For endpoints that don't require authentication (e.g. a local vLLM instance on your network), set OPENAI_COMPATIBLE_API_KEY to any non-empty string.

Prefer a dedicated provider when one exists: inference-snap for Canonical's local servers, fireworks for Fireworks.ai. Dedicated providers carry sensible defaults and model-catalogue probing; the generic provider requires you to supply everything by hand.

Configure embed and rerank

Retrieval features — the planned @docs index and memory recall — need an embedding provider, and rerank quality benefits from a dedicated rerank provider. Cantrip routes these via a separate RoleRouter so you pick them independently of the chat provider.

The Anthropic-ecosystem recommendation is Voyage:

$ export VOYAGE_API_KEY=...
$ cantrip --provider claude \
    --embed-provider voyage --embed-model voyage-3 \
    --rerank-provider voyage --rerank-model rerank-2

OpenAI users can pair their embed endpoint with Voyage rerank (OpenAI does not ship a rerank API):

$ export OPENAI_API_KEY=... VOYAGE_API_KEY=...
$ cantrip --provider claude \
    --embed-provider openai --embed-model text-embedding-3-large \
    --rerank-provider voyage

Equivalent environment variables for stable shells: CANTRIP_EMBED_PROVIDER, CANTRIP_EMBED_MODEL, CANTRIP_RERANK_PROVIDER, CANTRIP_RERANK_MODEL. The CLI flag wins when both are present.

Local embed servers (Ollama, vLLM, llama.cpp)

Anything that exposes the OpenAI /v1/embeddings wire format can serve as the embed provider. Set OPENAI_EMBED_BASE_URL to the endpoint — the API-key requirement is automatically relaxed when this override is present, since most local servers do not authenticate.

$ ollama pull nomic-embed-text
$ export OPENAI_EMBED_BASE_URL="http://localhost:11434/v1"
$ cantrip --provider claude \
    --embed-provider openai --embed-model nomic-embed-text \
    --rerank-provider voyage

Tested shapes:

If the local server does require authentication, set OPENAI_API_KEY alongside OPENAI_EMBED_BASE_URL and the bearer token will be forwarded.

Costs surface in /cost under a separate By role section once an embed or rerank call has fired, so retrieval spend is visible without merging into chat.
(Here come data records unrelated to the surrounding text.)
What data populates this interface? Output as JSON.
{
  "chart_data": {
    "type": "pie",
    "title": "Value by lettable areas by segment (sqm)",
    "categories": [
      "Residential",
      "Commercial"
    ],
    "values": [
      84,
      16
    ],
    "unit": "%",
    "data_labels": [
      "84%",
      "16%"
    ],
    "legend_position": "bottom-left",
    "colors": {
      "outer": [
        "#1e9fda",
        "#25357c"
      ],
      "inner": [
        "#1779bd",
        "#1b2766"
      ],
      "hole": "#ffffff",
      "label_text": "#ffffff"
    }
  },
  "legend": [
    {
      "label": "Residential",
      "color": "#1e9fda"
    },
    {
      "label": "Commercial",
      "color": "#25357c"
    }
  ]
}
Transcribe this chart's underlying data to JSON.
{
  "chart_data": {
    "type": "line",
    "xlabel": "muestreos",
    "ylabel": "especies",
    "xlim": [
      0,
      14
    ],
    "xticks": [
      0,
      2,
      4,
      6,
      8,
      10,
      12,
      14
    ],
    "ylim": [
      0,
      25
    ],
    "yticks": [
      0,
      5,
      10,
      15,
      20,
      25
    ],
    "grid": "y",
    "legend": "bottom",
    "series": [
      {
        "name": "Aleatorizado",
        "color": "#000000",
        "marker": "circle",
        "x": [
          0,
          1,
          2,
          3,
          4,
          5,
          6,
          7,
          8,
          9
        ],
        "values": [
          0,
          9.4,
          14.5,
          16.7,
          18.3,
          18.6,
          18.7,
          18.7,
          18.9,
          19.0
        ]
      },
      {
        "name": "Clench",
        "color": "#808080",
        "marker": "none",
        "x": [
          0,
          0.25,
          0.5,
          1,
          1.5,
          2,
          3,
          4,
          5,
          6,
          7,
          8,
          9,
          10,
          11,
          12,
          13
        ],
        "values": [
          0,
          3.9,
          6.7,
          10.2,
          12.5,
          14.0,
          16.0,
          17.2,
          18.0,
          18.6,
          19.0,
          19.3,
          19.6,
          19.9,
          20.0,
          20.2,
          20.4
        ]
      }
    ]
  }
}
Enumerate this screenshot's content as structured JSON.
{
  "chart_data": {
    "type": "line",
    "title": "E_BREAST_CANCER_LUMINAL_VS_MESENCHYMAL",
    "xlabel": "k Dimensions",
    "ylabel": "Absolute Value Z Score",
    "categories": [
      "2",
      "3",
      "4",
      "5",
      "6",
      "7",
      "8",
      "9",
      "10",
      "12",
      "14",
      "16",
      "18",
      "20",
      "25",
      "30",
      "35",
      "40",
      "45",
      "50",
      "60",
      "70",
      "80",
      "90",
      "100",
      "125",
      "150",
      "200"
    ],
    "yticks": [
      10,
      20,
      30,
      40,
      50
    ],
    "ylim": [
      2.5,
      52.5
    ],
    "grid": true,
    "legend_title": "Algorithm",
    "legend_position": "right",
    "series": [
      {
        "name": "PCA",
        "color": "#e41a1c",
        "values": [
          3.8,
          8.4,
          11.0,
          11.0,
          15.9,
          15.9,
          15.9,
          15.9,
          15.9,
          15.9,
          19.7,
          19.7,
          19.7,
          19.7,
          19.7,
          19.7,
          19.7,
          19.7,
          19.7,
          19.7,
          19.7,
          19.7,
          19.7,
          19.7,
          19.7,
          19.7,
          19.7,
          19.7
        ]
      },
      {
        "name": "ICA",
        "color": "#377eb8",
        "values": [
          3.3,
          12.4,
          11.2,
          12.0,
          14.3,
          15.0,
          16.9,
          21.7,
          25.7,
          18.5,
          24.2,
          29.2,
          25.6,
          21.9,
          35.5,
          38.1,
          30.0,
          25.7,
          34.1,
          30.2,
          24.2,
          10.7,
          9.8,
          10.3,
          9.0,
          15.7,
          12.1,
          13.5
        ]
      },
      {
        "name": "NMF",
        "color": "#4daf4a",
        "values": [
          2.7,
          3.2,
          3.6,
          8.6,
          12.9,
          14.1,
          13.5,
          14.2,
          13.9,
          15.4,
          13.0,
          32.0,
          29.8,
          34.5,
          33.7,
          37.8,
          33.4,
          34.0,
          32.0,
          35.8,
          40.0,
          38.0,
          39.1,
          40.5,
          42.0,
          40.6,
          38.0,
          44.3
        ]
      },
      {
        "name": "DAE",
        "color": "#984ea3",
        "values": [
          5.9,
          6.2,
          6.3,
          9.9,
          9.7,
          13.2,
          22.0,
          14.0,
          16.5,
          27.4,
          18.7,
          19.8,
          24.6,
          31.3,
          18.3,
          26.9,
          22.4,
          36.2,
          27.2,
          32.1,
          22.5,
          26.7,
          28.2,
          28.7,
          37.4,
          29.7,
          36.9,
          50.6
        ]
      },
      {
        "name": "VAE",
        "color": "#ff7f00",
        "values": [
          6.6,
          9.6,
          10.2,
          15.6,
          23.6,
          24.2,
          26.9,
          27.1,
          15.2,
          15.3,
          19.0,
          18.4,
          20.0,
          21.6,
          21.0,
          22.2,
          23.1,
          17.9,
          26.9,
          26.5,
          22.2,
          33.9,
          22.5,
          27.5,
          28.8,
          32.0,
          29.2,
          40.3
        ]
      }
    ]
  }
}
Pricing entries cover voyage-3, voyage-3-lite, voyage-3-large, voyage-code-3, rerank-2, rerank-2-lite, text-embedding-3-small, and text-embedding-3-large; unknown models render as free.

An offline sentence-transformers fallback is on the roadmap but not yet shipped — sessions without a configured embed provider raise RoleNotConfigured from the first retrieval call rather than silently degrading.

Hybrid setups

You can combine providers — use a powerful cloud model for code generation and a local model for internal tasks like research summarisation and log queries:

$ cantrip --provider claude \
    --light-provider inference-snap --light-snap nemotron-3-nano

--light-provider accepts gemini, claude, inference-snap, fireworks, openrouter, or opencode-zen. See Configure light models for full details on cost routing.